Vladimir Poutine n’a pas été qualifié d’ennemi par Emmanuel Macron. Le président français a aussi évité d’accuser Donald Trump de lâcher l’Ukraine. Mais l’affaire est entendue. Oui, la France de 2025 est menacée par la Russie. Et oui, son allié américain n’est plus fiable. L’heure est donc venue de faire des choix «en Européens».

Le locataire de l’Elysée avait choisi son moment. Parler à ses compatriotes avant le sommet européen extraordinaire qui se tiendra à Bruxelles jeudi 6 mars, et juste avant de dîner avec Viktor Orbán, le Premier ministre Hongrois ouvertement pro-Trump, et résolu à ménager Poutine. Le résultat: un discours complet, engagé et pédagogue, sur ce que risquent la France et ses voisins dans ce monde «sans cesse plus brutal».

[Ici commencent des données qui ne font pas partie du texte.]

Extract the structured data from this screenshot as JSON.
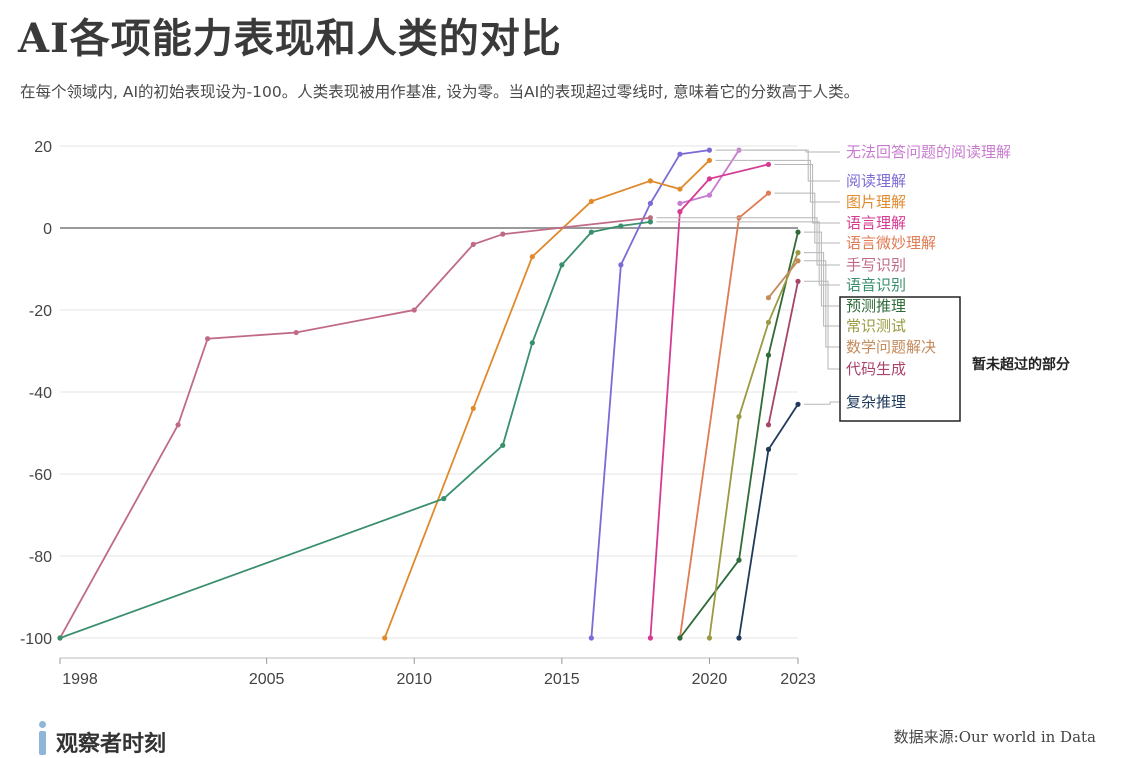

Un discours dont l’essentiel peut se résumer en trois points:

  1. Il faudra investir davantage dans la défense, ce qui supposera de «faire de nouveaux choix budgétaires».
  2. Le débat stratégique est ouvert sur une couverture européenne de la dissuasion nucléaire française dont «la décision restera entre «les mains du président de la République».
  3. Tout doit être fait pour convaincre les Etats-Unis de renoncer à leurs projets, sur la paix en Ukraine comme sur les tarifs douaniers.

Moment solennel

Emmanuel Macron sait le moment solennel, après la décision de Donald Trump de suspendre l’aide militaire à l’Ukraine et le partage du renseignement avec ce pays en guerre. Mais plutôt que de revenir sur les responsabilités de la nouvelle administration américaine, le président français a choisi de faire simple.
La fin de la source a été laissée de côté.